死里逃生的众人挤在这逼仄的空间里,剧烈地喘息着,心脏狂跳的声音在寂静中清晰可闻。劫后余生的庆幸只持续了极短的时间,便被更深的焦虑和恐惧所取代。
“队…队长…你怎么样?”赵雪琪的声音带着哭腔,第一时间扑到靠在墙壁上剧烈咳嗽的陈陌身边,手忙脚乱地打开医疗包。陈陌的脸色苍白如纸,胸口剧烈起伏,每一次咳嗽都带出些许血沫,显然内伤极重。硬抗那厄里斯少女随手一击,又强行中断能量引导,对他的身体造成了毁灭性的负担。
“没…没事…还死不了…”陈陌艰难地摆摆手,示意她先处理其他人的伤口。他的目光锐利地扫过挤在通道里的所有人。华夏小队五人(包括卢卡)都在,虽然个个带伤,狼狈不堪,但至少没有减员。而花旗那边,只剩下威廉·李和那个名叫汉森的“野狼”队员。汉森的一条胳膊呈现不自然的扭曲,显然在样本小室前被弹开时摔断了,脸色因痛苦和失血而惨白。
威廉·李的状况稍好,但大腿被林雪击中的伤口还在渗血,脸色阴沉得能滴出水来。
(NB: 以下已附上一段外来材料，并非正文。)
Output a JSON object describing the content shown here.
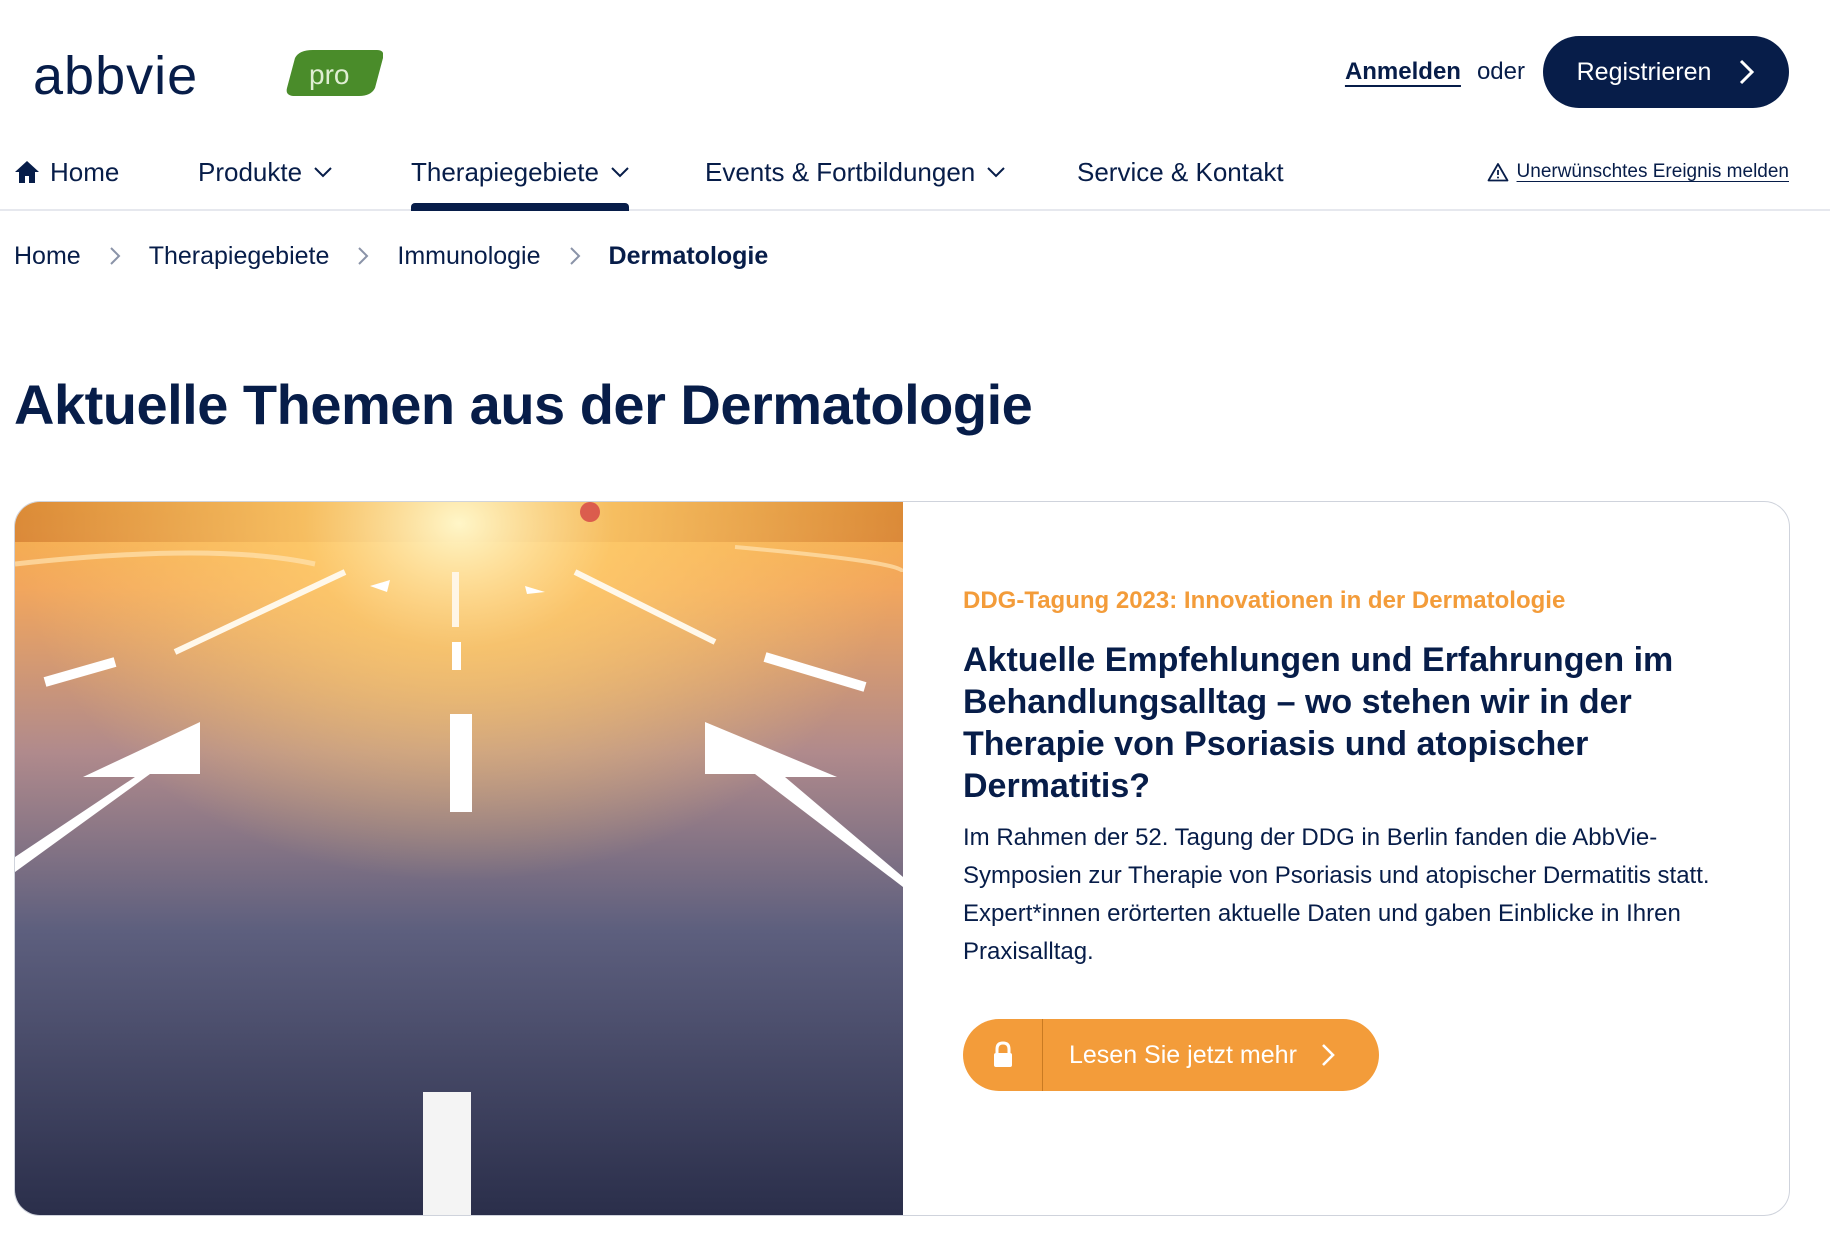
{
  "header": {
    "logo_word": "abbvie",
    "logo_badge": "pro",
    "login_label": "Anmelden",
    "or_label": "oder",
    "register_label": "Registrieren"
  },
  "nav": {
    "items": [
      {
        "label": "Home",
        "icon": "home-icon"
      },
      {
        "label": "Produkte",
        "icon": "chevron-down-icon"
      },
      {
        "label": "Therapiegebiete",
        "icon": "chevron-down-icon",
        "active": true
      },
      {
        "label": "Events & Fortbildungen",
        "icon": "chevron-down-icon"
      },
      {
        "label": "Service & Kontakt"
      }
    ],
    "report_label": "Unerwünschtes Ereignis melden"
  },
  "breadcrumb": [
    "Home",
    "Therapiegebiete",
    "Immunologie",
    "Dermatologie"
  ],
  "page_title": "Aktuelle Themen aus der Dermatologie",
  "card": {
    "eyebrow": "DDG-Tagung 2023: Innovationen in der Dermatologie",
    "title": "Aktuelle Empfehlungen und Erfahrungen im Behandlungsalltag – wo stehen wir in der Therapie von Psoriasis und atopischer Dermatitis?",
    "text": "Im Rahmen der 52. Tagung der DDG in Berlin fanden die AbbVie-Symposien zur Therapie von Psoriasis und atopischer Dermatitis statt. Expert*innen erörterten aktuelle Daten und gaben Einblicke in Ihren Praxisalltag.",
    "cta_label": "Lesen Sie jetzt mehr"
  },
  "colors": {
    "navy": "#071d49",
    "orange": "#f39c3a",
    "logo_green": "#4a8c2a"
  }
}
他的目光如同毒蛇般扫过陈陌,又警惕地看向通道深处,一只手始终按在腰间的枪柄上。脆弱的联盟在逃入通道的瞬间已然破裂,此刻双方再次回到了不死不休的对立状态,只是因为身处未知险境,才勉强维持着一种危险的平静。
“妈的…那女的到底是什么鬼东西…”张猛喘着粗气,一屁股坐在冰冷的格栅地上,检查着几乎打空弹药的重武器,嘴里喃喃咒骂,“还有那花旗佬…真他娘的不是东西!”他凶狠地瞪了威廉·李一眼。 王磊靠坐在墙边,赵雪琪正在为他肩膀和身上其他伤口进行紧急处理,疼得他龇牙咧嘴,但硬是没哼一声,只是用同样充满敌意的目光盯着对面的两人。 林雪则沉默地更换着狙击枪的弹匣,同时将最后几发宝贵的“破邪弹”压进弹仓,她的位置微妙地挡在了陈陌和花旗两人之间,枪口虽未抬起,但意思不言而喻。
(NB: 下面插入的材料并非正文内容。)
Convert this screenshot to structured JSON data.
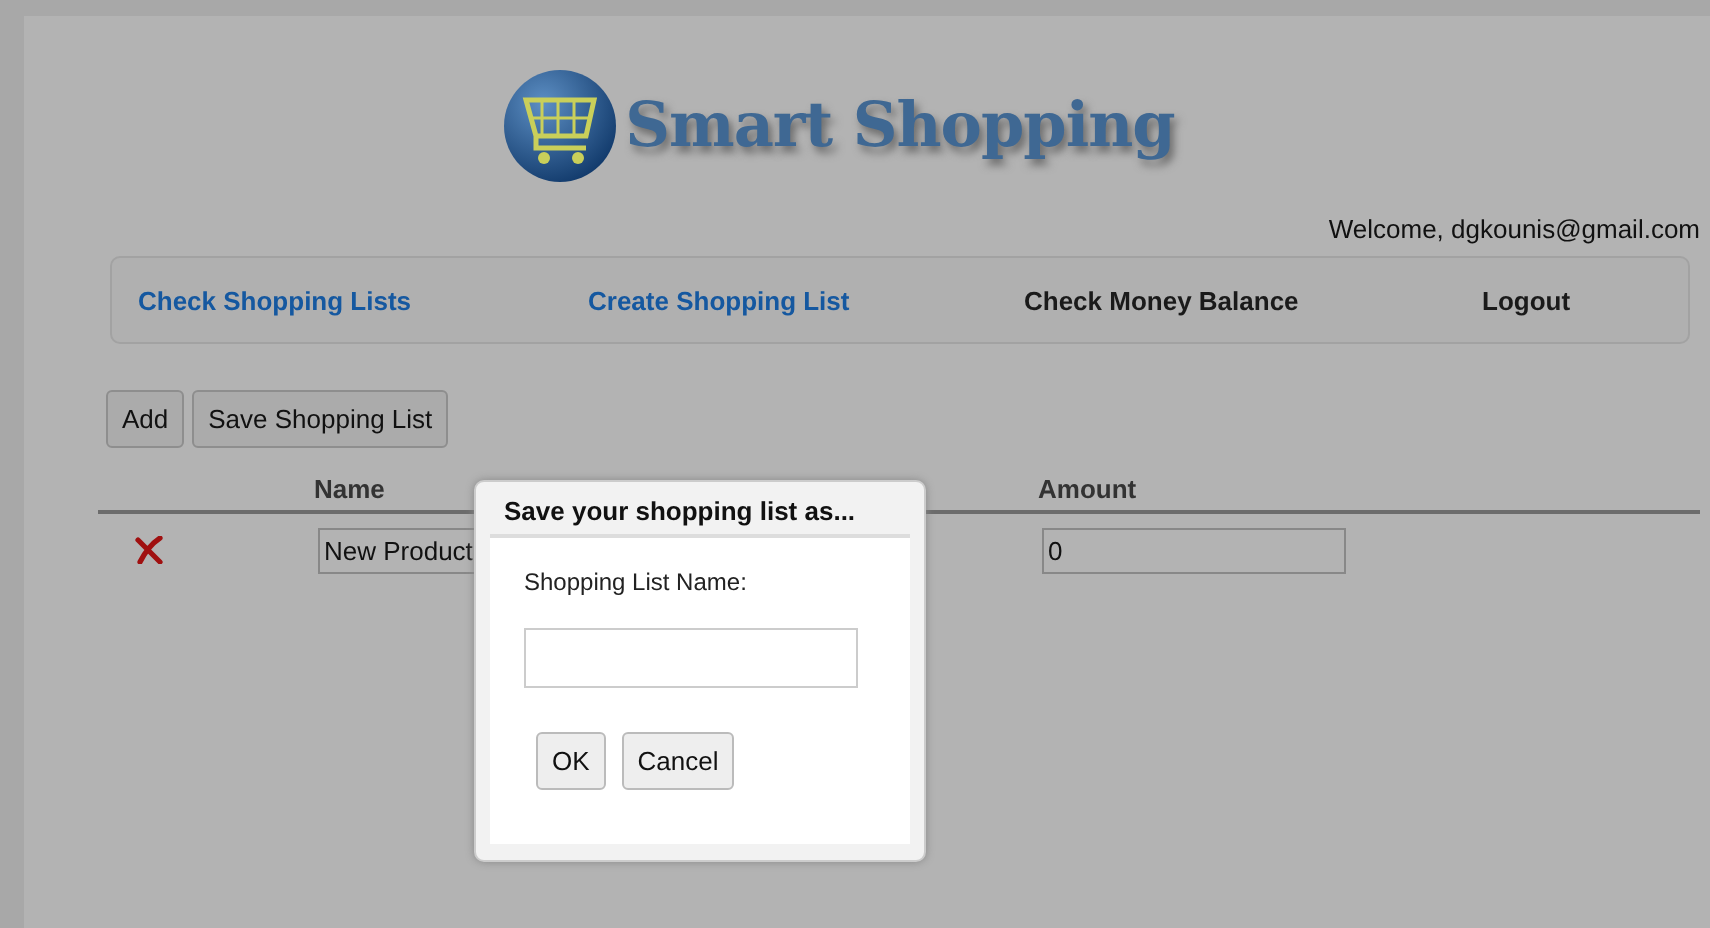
{
  "logo": {
    "text": "Smart Shopping"
  },
  "welcome": "Welcome, dgkounis@gmail.com",
  "nav": [
    {
      "label": "Check Shopping Lists",
      "kind": "link"
    },
    {
      "label": "Create Shopping List",
      "kind": "link"
    },
    {
      "label": "Check Money Balance",
      "kind": "plain"
    },
    {
      "label": "Logout",
      "kind": "plain"
    }
  ],
  "buttons": [
    "Add",
    "Save Shopping List"
  ],
  "table": {
    "columns": [
      "Name",
      "Amount"
    ],
    "rows": [
      {
        "name": "New Product",
        "amount": "0"
      }
    ]
  },
  "dialog": {
    "title": "Save your shopping list as...",
    "field_label": "Shopping List Name:",
    "buttons": [
      "OK",
      "Cancel"
    ]
  }
}
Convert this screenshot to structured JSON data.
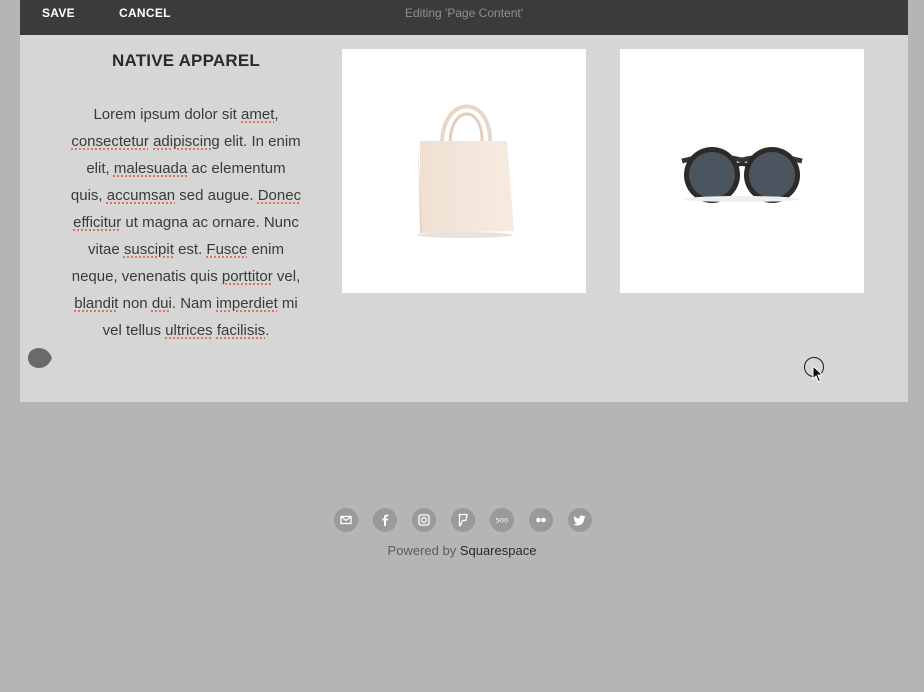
{
  "toolbar": {
    "save_label": "SAVE",
    "cancel_label": "CANCEL",
    "editing_title": "Editing 'Page Content'"
  },
  "content": {
    "heading": "NATIVE APPAREL",
    "paragraph_parts": [
      "Lorem ipsum dolor sit ",
      "amet",
      ",",
      "\n",
      "consectetur",
      " ",
      "adipiscing",
      " elit. In enim",
      "\n",
      "elit, ",
      "malesuada",
      " ac elementum",
      "\n",
      "quis, ",
      "accumsan",
      " sed augue. ",
      "Donec",
      "\n",
      "efficitur",
      " ut magna ac ornare. Nunc",
      "\n",
      "vitae ",
      "suscipit",
      " est. ",
      "Fusce",
      " enim",
      "\n",
      "neque, venenatis quis ",
      "porttitor",
      " vel,",
      "\n",
      "blandit",
      " non ",
      "dui",
      ". Nam ",
      "imperdiet",
      " mi",
      "\n",
      "vel tellus ",
      "ultrices",
      " ",
      "facilisis",
      "."
    ],
    "misspelled": [
      "amet",
      "consectetur",
      "adipiscing",
      "malesuada",
      "accumsan",
      "Donec",
      "efficitur",
      "suscipit",
      "Fusce",
      "porttitor",
      "blandit",
      "dui",
      "imperdiet",
      "ultrices",
      "facilisis"
    ],
    "images": [
      {
        "icon": "tote-bag-image"
      },
      {
        "icon": "sunglasses-image"
      }
    ]
  },
  "footer": {
    "social_icons": [
      "email-icon",
      "facebook-icon",
      "instagram-icon",
      "foursquare-icon",
      "500px-icon",
      "flickr-icon",
      "twitter-icon"
    ],
    "powered_by": "Powered by ",
    "brand": "Squarespace"
  },
  "colors": {
    "toolbar_bg": "#3b3b3b",
    "content_bg": "#d6d6d6",
    "page_bg": "#b5b5b5",
    "spell_underline": "#e0503a"
  }
}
通道内的气氛紧张得如同绷紧的弓弦。 “哼,彼此彼此。”威廉·李冷哼一声,撕下一截衣服,粗暴地给自己的腿伤进行包扎,“如果不是你们华夏人闯入,事情绝不会发展到这个地步!‘心之钥’也不会失落!”他试图将责任完全推给陈陌。 陈陌没有理会他的污蔑,只是缓缓运转几乎枯竭的心法,努力调息,压制着体内的伤势。失去“心之钥”如同断了他一臂,不仅少了一张强大的底牌,更让他与艾莲之间的那种微妙联系变得极其微弱,仿佛风中残烛。但他不能表现出来丝毫脆弱。
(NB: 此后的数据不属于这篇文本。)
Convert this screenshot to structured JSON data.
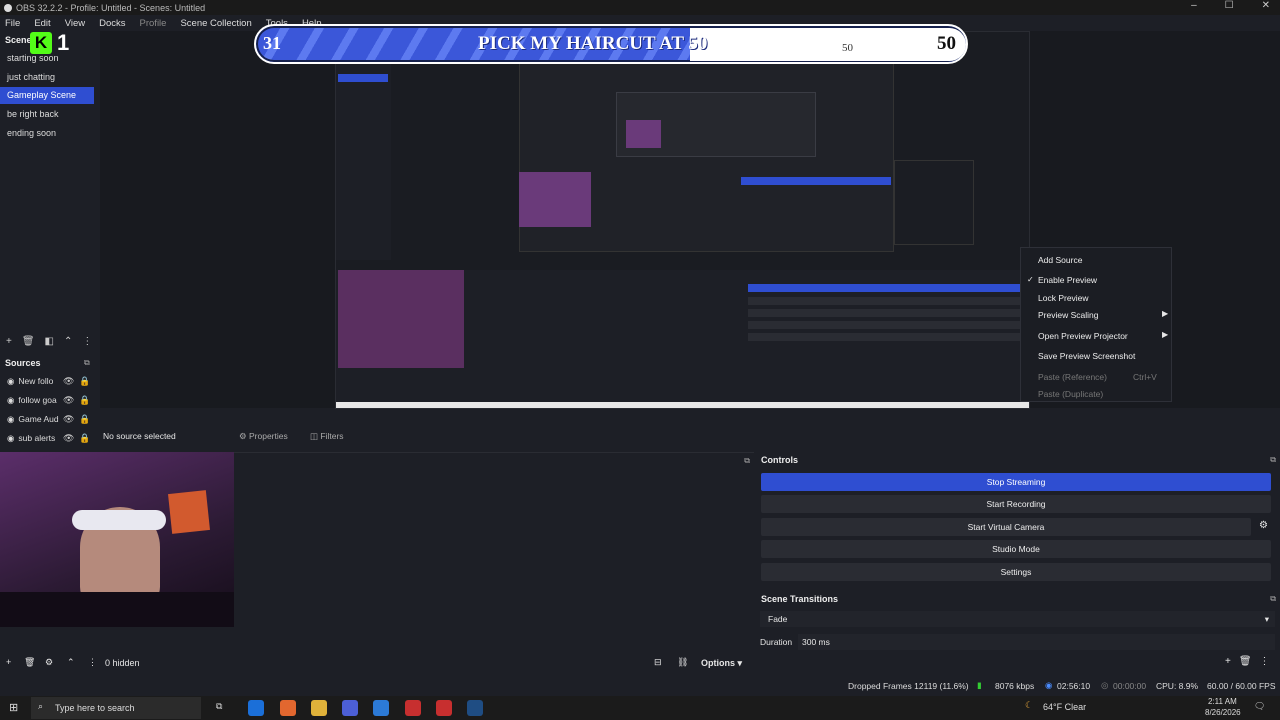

“现在争论这个没有意义。”陈陌的声音沙哑却带着不容置疑的冷静,“我们被困在这里,外面有那个恐怖的存在和失控的能量核心,退路已断。想要活命,要么找到另一条出路,要么…就在这里等死,或者先拼个你死我活,让外面的东西捡便宜。” 他的话点明了现实。无论多么憎恨对方,此刻内讧的唯一结果就是同归于尽。 威廉·李脸色变幻,最终冷哼一声,不再言语,但眼中的算计和恶意丝毫未减。他显然也在盘算着什么。
“卢卡,检查一下通道前后情况,注意安全。”陈陌吩咐道。 “是…长官。”卢卡深吸一口气,强压下心中的恐惧,端起枪,小心翼翼地向通道深处摸去。另一名花旗队员汉森看了一眼威廉·李,得到默许后,也忍着断臂的剧痛,向来的方向侦查,确认那道暗门是否真的关闭死寂。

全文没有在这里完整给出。